HOW TO HANDLE CHILDREN’S ANGER OUTBURSTS
As parents, we are loving, stable, skillful until we get angry at our children. Then the next minute, we find ourselves all layers of decency stripped and are at our irrational worst yelling and shouting at our children.
WHY WE GET SO ANGRY AT OUR CHILDREN:
Parents and children have equal ability to peak their anger levels and chase each other as Tom and Jerry do. The rage and power of children are so intense it can easily overwhelm parents and drive them to far corners of frustration. It would be healthy for them to know how enormously difficult it is to tame an unreasonably angered child.
WHAT UPSETS THE CHILDREN MUCH?
Lack of harmony among parents, finding them arguing and shouting at each other.
Parents not giving quick attention to their problems
Unable to cope with school work and parents’ pressure
If you are raising a child whose angry outbursts have become a problem, how to help him manage his feelings a healthy way and learn a tip or two how to control our angry supply towards our children.
HERE ARE A FEW WAYS TO HELP TO CALM AN ANGRY CHILD:
Parents have to remain calm
We have to learn to control our bad moods when children turn messy and upsetting. Parents’ calm presence helps the child feel safe; we should not let our reactions take over us to react to scare our children.
Be careful of your body language
We must be wary of our physical expressions and stance; it should look less alarming, never pose over them with a menacing, twisted face. Our parental posture should never project as threatening and scary.
Communicate a reassuring and empathetic attitude:
Parents’ goal when a child is angry or upset is to restore a sense of safety that can only be reassured by your calm presence, and children need to understand that you are there to listen and help.
Avoid situations that invite angry provocations:
Children often exhibit regular bursts of irritation at very predictable situations, like homework time, when it’s time to stop playing, unnecessary use of force, and insulting words to control them, asking them to do what they don’t like. If we want them to listen with no tantrums plan to break the tasks down to one-at-a-time directions. Like ‘you have ten more minutes to play,’ ‘you complete your homework then go out to play, these small instructions if spoken softly can help a lot of heartburn to parents’ and child learn to listen to the parents’ instructions.

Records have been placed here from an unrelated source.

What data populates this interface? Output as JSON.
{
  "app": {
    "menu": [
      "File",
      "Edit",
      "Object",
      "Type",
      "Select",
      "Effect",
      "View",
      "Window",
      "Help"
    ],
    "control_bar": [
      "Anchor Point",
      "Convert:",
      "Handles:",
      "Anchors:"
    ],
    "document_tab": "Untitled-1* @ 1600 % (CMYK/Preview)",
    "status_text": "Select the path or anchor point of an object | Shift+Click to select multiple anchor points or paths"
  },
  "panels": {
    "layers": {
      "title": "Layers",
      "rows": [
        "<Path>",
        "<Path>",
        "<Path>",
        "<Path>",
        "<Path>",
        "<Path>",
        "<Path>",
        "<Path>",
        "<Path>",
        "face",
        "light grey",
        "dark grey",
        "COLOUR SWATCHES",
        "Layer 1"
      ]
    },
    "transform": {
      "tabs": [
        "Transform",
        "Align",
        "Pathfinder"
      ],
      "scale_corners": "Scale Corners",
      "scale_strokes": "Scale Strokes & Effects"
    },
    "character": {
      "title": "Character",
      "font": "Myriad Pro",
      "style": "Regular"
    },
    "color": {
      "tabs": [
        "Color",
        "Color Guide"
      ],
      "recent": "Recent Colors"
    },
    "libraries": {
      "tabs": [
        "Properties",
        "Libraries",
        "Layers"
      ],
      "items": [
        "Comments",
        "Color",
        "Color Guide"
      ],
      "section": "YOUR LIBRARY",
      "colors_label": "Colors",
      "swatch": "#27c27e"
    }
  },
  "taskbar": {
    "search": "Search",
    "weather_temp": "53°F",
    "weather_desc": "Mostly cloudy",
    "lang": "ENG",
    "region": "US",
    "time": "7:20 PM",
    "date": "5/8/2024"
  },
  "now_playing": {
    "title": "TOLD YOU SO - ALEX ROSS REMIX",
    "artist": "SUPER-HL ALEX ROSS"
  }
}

Don’t argue or reason with a child when he is sulking or choking in an angry outburst.
Never talk to the child giving a reason or rationale of the situation when he is red with anger, to appear that you are good or soft. A child doesn’t have that mental capacity to bounce back quickly as adults do. Instead, we have to wait until he calms down and then talk, so he listens to our reasoning or words of comfort.